Superkräfte allein reichten nicht.

»Mein lieber James, ich bin mittlerweile siebenunddreißig, und ich habe nichts erreicht. Die Leute haben recht, wenn sie sagen, dass ich ein Arschloch bin. Jahrelang habe ich mich nicht darum geschert, was andere machen, was andere wollen. Es ist doch nur logisch, dass ich keine Freunde habe — zumindest keine, die nicht an meinem Geld interessiert sind. Ich habe keine Kinder, immer noch nicht, weil es nie mit den Frauen klappen will. Ich habe einen Beruf, den ich nicht liebe, und eine Berufung …«

James biss sich auf die Zunge. Statt zu sprechen, schwenkte er den Whisky, wartete. Zugegeben, wenn er den Jungen nicht schon im Kindesalter lieb gewonnen hätte, würde es ihm hin und wieder schwerfallen, weiter für ihn zu arbeiten. Phasenweise war Christopher frustriert, wütend, saß nur noch vor dem Fernseher und ertränkte sein Selbstmitleid mit Alkohol.

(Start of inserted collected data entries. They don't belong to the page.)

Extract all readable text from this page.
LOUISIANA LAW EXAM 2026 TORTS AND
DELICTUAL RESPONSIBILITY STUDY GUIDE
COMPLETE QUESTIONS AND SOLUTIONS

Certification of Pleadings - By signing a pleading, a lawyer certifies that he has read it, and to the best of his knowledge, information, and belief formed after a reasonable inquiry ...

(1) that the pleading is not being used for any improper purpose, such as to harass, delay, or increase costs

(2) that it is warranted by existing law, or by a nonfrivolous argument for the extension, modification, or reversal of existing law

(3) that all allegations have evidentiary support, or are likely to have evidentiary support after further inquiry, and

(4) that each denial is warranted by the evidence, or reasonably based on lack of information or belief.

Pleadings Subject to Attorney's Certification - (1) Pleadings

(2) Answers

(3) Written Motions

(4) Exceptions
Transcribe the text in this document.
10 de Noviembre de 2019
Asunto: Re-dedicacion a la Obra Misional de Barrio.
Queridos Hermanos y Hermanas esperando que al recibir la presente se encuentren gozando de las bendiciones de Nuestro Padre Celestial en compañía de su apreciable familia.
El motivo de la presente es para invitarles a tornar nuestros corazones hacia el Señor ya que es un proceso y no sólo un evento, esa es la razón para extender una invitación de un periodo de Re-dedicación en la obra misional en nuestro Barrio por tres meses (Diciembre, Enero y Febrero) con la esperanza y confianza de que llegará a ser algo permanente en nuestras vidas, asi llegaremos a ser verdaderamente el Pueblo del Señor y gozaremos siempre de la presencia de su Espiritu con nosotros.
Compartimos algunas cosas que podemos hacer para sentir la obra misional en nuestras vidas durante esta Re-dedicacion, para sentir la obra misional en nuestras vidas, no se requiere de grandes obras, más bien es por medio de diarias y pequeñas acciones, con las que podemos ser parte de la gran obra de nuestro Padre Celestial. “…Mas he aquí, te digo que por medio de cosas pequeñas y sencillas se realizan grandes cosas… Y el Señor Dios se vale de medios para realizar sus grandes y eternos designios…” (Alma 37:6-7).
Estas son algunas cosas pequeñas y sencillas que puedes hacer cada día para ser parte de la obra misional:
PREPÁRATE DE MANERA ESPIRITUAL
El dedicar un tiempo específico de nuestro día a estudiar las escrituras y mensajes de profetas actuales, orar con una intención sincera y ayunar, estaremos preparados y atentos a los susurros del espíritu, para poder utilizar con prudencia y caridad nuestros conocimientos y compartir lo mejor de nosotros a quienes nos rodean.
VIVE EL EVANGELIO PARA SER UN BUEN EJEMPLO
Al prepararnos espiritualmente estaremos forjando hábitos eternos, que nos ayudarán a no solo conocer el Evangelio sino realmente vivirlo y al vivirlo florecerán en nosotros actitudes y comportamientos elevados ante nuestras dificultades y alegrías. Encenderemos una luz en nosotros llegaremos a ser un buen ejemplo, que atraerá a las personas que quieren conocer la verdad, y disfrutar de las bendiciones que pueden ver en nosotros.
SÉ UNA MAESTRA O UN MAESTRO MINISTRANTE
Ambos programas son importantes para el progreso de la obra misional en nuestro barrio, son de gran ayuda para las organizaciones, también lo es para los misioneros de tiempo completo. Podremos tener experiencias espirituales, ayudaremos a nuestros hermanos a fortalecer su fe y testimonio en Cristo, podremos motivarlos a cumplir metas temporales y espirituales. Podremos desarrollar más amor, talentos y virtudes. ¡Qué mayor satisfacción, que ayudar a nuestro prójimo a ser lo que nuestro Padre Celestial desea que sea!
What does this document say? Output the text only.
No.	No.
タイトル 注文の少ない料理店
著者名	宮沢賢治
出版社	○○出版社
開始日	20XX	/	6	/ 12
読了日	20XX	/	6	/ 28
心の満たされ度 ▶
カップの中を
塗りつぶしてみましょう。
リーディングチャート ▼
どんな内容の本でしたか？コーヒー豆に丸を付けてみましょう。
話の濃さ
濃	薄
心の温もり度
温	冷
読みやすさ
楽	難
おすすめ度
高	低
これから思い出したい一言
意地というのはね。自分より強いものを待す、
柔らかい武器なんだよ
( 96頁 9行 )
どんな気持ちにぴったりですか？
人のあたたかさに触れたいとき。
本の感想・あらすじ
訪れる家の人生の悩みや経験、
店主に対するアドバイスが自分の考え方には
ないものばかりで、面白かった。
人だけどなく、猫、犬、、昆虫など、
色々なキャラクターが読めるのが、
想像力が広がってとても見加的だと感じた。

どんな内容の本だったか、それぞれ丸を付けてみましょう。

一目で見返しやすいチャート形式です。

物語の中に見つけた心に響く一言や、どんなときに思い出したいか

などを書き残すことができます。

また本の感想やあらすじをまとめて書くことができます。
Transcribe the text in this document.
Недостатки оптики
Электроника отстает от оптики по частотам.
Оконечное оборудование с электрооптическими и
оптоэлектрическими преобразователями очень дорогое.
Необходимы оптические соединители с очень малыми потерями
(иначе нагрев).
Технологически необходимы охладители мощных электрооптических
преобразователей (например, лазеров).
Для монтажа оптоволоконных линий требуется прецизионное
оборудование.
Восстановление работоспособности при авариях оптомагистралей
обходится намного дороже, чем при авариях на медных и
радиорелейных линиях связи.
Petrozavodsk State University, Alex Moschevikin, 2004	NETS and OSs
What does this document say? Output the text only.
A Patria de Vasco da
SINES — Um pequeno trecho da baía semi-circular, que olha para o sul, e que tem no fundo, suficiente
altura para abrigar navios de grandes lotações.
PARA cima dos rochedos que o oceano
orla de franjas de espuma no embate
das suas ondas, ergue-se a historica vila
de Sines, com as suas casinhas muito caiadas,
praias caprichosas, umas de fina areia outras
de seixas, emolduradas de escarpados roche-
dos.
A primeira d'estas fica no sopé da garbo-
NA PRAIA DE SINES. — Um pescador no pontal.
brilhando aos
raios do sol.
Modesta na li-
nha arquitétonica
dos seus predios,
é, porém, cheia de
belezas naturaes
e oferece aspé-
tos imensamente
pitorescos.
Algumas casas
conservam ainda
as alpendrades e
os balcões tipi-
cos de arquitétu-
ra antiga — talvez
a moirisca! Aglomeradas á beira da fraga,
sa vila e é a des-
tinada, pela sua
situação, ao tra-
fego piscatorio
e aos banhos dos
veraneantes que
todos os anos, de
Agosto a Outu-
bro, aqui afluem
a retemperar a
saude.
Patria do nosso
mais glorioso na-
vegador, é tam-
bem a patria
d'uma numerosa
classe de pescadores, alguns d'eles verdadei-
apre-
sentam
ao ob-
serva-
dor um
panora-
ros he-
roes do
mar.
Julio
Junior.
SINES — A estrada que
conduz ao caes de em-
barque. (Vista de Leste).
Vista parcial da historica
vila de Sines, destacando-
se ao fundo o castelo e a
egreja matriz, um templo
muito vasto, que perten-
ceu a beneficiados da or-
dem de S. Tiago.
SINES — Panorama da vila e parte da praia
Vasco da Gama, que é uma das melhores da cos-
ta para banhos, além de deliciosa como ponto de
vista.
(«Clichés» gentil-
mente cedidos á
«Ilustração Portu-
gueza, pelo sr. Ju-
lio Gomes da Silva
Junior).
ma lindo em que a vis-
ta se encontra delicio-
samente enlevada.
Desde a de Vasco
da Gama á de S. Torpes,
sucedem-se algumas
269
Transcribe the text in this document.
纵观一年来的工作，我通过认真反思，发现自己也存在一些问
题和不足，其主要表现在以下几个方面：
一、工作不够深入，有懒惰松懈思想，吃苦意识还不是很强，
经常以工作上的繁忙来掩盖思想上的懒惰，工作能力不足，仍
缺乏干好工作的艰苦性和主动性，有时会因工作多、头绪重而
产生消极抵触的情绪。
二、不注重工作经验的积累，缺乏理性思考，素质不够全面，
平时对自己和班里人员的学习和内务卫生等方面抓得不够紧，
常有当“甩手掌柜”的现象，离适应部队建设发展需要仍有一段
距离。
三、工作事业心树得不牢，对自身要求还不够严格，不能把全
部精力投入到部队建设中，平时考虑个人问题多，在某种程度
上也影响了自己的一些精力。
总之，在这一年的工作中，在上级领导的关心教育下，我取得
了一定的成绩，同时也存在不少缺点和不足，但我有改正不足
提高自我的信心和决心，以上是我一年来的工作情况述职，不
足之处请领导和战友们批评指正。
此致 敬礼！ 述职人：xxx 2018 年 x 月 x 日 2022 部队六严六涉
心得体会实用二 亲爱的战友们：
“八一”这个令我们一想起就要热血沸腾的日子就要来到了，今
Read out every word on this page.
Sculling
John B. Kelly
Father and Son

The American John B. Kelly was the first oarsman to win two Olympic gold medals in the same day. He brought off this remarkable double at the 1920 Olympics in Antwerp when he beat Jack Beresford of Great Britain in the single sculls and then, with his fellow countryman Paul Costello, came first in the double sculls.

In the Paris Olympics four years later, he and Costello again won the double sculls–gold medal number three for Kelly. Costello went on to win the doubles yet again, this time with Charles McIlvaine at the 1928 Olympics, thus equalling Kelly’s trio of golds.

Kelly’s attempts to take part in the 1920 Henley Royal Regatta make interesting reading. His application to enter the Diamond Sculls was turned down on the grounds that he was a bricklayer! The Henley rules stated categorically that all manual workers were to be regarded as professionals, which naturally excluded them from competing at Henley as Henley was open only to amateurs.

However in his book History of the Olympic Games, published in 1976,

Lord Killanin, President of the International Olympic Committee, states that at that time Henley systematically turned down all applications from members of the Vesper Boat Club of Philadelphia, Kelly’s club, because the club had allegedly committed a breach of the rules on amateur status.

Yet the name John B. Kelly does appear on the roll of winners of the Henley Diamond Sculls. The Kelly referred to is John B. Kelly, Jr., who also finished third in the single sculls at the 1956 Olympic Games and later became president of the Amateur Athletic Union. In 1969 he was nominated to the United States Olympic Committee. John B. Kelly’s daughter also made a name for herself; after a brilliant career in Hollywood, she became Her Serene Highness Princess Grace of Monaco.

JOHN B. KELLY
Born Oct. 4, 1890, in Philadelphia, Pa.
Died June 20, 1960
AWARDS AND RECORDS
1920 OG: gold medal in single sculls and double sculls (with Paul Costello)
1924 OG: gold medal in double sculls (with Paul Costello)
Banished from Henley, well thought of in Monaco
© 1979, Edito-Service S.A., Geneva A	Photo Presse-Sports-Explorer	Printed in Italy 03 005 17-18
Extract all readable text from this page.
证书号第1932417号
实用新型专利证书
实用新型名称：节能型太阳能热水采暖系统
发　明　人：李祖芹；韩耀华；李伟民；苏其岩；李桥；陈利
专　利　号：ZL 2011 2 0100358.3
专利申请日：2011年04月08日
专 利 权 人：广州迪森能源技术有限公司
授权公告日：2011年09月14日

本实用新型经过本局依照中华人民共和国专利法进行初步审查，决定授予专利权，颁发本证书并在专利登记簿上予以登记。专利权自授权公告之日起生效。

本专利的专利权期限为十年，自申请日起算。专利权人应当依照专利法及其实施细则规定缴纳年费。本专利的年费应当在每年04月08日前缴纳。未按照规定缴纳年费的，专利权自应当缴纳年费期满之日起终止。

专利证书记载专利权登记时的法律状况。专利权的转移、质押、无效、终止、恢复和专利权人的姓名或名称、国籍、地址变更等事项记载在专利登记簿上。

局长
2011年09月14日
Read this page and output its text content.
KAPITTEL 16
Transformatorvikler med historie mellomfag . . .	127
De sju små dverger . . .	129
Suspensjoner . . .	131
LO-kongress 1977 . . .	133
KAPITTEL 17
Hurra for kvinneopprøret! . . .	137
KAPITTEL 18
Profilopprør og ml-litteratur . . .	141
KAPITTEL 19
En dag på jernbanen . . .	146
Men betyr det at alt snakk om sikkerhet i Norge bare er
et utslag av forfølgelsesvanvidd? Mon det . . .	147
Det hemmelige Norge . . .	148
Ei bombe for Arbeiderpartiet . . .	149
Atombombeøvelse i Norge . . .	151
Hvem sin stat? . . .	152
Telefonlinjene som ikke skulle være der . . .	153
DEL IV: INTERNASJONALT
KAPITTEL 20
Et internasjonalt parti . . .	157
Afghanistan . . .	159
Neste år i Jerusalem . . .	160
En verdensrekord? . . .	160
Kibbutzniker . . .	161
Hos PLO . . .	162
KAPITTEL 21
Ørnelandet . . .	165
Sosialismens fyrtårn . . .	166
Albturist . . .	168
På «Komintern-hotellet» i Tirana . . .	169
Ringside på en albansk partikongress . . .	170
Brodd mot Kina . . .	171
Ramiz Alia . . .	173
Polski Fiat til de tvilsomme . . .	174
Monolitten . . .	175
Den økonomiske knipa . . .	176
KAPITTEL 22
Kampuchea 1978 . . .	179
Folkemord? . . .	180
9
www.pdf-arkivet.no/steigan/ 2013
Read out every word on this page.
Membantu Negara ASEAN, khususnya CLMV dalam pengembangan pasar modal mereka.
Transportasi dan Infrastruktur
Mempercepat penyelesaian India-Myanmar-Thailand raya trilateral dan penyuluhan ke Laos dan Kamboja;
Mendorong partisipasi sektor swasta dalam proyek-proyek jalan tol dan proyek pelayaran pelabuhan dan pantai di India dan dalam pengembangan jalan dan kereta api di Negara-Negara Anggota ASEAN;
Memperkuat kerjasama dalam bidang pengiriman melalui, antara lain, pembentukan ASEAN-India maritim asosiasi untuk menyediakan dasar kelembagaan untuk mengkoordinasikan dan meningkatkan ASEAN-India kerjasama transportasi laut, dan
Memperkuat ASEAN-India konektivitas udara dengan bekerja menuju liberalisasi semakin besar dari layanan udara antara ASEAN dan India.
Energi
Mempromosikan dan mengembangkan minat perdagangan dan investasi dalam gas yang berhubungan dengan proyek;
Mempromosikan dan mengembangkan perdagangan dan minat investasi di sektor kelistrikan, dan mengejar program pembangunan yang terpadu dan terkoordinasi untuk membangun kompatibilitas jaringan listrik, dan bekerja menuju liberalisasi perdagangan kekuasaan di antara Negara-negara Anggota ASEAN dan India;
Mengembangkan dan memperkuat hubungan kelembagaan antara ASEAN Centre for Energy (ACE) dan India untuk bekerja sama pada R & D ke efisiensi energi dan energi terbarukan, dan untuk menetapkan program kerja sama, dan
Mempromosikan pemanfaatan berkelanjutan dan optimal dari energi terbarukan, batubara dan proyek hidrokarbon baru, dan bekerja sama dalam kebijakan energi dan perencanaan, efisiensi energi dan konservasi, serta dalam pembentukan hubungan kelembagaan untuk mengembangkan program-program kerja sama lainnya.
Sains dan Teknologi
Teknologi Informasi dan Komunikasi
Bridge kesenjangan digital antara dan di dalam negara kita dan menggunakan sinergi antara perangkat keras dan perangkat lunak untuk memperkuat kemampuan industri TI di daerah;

Christopher schüttelte den Kopf. »Ich bin der schlechteste Superheld, den es jemals gegeben hat und geben wird.« Für einen Moment schaute er James an, dann setzte er seinen Weg durch das Zimmer fort. Hin und her. Her und hin. Immer wieder. »Es will einfach nicht klappen. Ich kann die verdammte Unsichtbarkeit nicht kontrollieren, dabei kann es doch nicht so schwer sein. Ich wollte etwas ändern, wollte Menschen helfen, wollte ein Held sein. Ich wollte endlich etwas anders machen! Meine Superkraft ist ein Witz. Es funktioniert nur dann, wenn es nicht funktionieren soll. Bei meinem letzten Date war ich so aufgeregt, dass ich, noch bevor der Kellner unsere Bestellung aufnehmen konnte, einfach verblasst bin. Puff und weg. Unsichtbar, in einer Situation, in der ich es ganz sicher nicht sein wollte. Stellen Sie sich das vor! Ich saß die ganze Zeit am Tisch, aber ich konnte nichts sagen, nichts machen. Ich konnte einfach nicht wieder sichtbar werden.«

 

»Sie werden es noch lernen. Es dauert eben seine Zeit.«

»Nein, nein, es … Ich hätte diese Kraft niemals annehmen sollen. Wissen Sie überhaupt, wie viel es mich gekostet hat?« Christopher setzte sich hin, trank einen Schluck, stand dann wieder auf. »Ich bin ein mieser Superheld. Ich sollte Diebe fangen, Schurken vertreiben, Bösewichte dingfest machen. Stattdessen kann ich nicht einmal kontrollieren, wann ich sichtbar bin und wann nicht.« Er deutete auf sein linkes Bein, das flackerte, immer wieder verschwand und dann wieder aufblinkte, als hätte es einen Wackelkontakt. »Sehen Sie. Ich hab nicht das Zeug zu einem Superhelden.«

James nahm einen Schluck Whisky. Seine Kopfhaut kribbelte. Was konnte er sagen? Was konnte er tun? Er konnte den Jungen nicht so niedergeschlagen sehen. Irgendwie musste James helfen können, wie er es immer dann tat, wenn er sich in ein Schurken-Kostüm zwängte und auf die Straße ging. »Aber Sie versuchen es«, sagte James. »Sie wollen etwas verändern.«

»Wollen ist nicht dasselbe wie es tun.« Christopher zündete sich einen Zigarillo an und reichte James das Etui.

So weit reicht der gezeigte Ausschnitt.